Theoretically, a low temperature combined with high pressure is required to produce ammonia, but in practice, temperatures of about 900°F (500°C) and pressures from 150 to 1,000 times atmospheric pressure are used with good results. Below 900°F (500°C) the yield of ammonia is high, but the rate of reaction is too slow. At higher temperatures, the reaction is faster, but the yield of ammonia is lower. Higher pressures improve the yield, around 20 percent at 250 atmospheres and around 50 percent at 800 atmospheres. In addition, by using a catalyst the rate of reaction can be speeded up.

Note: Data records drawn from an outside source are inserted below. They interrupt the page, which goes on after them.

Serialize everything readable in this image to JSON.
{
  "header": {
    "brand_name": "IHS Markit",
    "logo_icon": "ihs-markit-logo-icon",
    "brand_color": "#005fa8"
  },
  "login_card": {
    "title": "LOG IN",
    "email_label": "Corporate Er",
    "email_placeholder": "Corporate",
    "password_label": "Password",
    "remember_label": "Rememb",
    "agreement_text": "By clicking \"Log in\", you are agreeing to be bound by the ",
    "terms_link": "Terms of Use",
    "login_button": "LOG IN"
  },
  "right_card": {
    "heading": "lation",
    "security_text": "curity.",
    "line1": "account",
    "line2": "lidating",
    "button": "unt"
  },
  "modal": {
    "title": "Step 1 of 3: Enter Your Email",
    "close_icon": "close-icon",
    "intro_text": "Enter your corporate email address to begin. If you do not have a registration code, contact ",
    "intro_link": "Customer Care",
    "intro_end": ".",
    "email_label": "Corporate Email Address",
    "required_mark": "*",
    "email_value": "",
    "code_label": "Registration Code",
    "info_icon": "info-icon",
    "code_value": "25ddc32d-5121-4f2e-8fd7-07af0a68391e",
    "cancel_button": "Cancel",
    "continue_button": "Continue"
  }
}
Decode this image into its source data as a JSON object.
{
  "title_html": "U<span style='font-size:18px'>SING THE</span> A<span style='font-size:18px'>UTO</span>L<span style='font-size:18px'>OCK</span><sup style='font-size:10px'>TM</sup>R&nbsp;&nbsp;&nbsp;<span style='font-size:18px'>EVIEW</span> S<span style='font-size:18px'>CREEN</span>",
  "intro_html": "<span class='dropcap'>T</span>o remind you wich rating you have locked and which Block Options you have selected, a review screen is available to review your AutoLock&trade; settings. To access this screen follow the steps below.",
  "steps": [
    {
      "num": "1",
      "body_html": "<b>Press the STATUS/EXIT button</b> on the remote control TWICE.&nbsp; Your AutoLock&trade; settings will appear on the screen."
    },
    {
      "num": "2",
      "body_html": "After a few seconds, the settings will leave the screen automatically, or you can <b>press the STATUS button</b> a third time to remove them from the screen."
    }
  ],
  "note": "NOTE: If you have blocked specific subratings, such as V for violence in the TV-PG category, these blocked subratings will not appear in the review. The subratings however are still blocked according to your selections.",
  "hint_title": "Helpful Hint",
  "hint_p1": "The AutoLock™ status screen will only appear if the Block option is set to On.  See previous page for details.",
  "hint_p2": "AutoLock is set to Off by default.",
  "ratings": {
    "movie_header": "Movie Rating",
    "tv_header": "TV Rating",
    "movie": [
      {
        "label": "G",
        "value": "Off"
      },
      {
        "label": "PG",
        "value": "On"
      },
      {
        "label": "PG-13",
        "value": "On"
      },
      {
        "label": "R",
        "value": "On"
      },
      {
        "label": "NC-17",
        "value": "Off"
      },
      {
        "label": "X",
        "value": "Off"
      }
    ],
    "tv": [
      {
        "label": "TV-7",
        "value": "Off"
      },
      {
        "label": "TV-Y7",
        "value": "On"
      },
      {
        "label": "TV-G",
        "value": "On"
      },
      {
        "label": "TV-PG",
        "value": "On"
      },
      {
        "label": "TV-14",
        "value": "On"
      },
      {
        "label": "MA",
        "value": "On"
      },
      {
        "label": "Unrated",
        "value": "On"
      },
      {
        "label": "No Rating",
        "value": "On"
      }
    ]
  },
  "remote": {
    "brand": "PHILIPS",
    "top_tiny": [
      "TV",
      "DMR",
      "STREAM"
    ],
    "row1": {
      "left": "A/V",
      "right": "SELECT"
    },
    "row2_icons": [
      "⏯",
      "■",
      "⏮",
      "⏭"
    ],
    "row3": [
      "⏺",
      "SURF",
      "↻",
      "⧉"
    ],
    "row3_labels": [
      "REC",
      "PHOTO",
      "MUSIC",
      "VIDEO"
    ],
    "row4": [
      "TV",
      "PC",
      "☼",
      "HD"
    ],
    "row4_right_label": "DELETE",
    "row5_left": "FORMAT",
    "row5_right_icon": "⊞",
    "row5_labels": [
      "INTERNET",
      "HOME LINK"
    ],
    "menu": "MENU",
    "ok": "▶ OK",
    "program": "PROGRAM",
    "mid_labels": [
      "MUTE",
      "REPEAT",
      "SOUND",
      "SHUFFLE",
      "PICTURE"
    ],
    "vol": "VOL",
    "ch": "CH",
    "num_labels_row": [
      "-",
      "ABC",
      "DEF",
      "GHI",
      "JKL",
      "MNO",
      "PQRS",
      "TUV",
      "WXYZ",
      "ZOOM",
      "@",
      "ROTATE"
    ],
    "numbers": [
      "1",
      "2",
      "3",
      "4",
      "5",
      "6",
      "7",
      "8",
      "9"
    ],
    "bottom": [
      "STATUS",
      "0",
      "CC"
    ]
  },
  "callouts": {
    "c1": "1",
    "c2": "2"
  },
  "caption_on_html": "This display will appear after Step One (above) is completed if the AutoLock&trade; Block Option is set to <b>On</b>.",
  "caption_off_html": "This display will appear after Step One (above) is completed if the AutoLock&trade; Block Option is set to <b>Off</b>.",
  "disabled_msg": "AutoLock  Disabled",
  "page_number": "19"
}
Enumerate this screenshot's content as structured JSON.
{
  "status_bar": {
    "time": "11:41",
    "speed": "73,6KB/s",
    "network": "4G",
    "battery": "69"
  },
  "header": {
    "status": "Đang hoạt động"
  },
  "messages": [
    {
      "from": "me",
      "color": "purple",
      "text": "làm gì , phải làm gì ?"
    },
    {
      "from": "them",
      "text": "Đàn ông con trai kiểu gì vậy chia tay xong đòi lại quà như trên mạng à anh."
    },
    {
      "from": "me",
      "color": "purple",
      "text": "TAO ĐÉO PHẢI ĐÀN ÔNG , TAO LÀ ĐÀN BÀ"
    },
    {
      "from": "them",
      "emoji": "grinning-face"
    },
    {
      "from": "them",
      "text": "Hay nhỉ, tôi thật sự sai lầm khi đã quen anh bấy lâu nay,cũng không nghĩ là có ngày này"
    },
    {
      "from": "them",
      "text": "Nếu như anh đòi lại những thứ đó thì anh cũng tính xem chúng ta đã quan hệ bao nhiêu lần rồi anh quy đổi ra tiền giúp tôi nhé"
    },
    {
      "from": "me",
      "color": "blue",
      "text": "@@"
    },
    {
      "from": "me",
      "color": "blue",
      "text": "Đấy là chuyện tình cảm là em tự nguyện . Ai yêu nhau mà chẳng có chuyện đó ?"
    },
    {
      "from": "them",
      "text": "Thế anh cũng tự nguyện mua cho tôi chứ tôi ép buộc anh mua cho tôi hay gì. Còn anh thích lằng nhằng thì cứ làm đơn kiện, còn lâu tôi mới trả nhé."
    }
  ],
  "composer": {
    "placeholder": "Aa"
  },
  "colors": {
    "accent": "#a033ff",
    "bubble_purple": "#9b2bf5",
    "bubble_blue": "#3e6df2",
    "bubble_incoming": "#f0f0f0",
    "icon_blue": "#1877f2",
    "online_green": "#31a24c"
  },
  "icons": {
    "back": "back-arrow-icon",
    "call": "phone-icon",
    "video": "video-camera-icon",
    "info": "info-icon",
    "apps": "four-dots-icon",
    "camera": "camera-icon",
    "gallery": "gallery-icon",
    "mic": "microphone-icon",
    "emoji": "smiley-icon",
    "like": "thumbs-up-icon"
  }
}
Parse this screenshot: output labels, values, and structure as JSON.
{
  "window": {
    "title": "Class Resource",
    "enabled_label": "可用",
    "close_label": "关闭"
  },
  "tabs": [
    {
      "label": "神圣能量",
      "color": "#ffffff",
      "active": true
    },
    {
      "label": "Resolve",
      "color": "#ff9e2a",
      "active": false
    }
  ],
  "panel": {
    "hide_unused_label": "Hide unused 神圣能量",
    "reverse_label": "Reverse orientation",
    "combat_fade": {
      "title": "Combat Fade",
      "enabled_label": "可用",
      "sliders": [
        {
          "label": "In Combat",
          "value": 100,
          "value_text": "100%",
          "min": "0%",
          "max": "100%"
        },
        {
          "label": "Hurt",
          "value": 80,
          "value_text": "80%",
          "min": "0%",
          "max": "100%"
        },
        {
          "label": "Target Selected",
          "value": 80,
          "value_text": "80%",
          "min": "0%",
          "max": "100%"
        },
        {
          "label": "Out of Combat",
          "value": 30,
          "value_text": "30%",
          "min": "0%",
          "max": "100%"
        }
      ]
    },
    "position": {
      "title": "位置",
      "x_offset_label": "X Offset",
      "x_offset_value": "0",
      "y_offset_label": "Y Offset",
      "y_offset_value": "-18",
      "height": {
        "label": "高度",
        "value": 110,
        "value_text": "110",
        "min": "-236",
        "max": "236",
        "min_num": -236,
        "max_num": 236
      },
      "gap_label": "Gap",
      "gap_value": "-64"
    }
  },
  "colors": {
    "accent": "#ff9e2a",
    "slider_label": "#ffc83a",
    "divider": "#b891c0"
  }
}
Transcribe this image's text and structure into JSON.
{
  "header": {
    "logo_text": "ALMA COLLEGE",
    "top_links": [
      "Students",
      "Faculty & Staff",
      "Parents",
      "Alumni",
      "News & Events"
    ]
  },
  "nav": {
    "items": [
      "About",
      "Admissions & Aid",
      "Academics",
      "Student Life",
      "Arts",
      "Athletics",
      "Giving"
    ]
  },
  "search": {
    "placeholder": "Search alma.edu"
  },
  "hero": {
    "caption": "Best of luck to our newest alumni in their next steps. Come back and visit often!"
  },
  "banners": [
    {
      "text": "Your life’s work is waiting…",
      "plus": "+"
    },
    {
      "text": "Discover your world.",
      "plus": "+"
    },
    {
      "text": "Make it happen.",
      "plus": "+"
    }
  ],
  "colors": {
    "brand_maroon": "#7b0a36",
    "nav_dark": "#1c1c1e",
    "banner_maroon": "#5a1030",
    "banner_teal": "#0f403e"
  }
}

The catalyst is usually iron oxide, which is often mixed with a small quantity of a promoter such as aluminum sesquioxide to increase its effectiveness. The iron oxide is reduced by the hydrogen to spongy pure iron when the process is started up. Over a period, the catalyst gradually loses its effectiveness as it becomes poisoned by traces of carbon dioxide, carbon monoxide, and sulfur compounds.
In the process itself, the catalyst is packed into catalyst beds inside the steel reaction vessel, which is designed to withstand very high pressure. The steel must also be resistant to attack from hydrogen, especially under the high temperature and pressure conditions. The nitrogen and hydrogen gases are purified, compressed, and passed through a warmup heater before entering the converter. The ammonia gas formed is liquefied by passing it through pipes cooled by cold water.
Prior to the invention of the Haber–Bosch process, the more energy-intensive cyanamide process was used to prepare ammonia, where calcium cyanamide is sprayed with water to remove traces of calcium carbide and is then treated with superheated steam, which causes it to decompose into ammonia and calcium carbonate.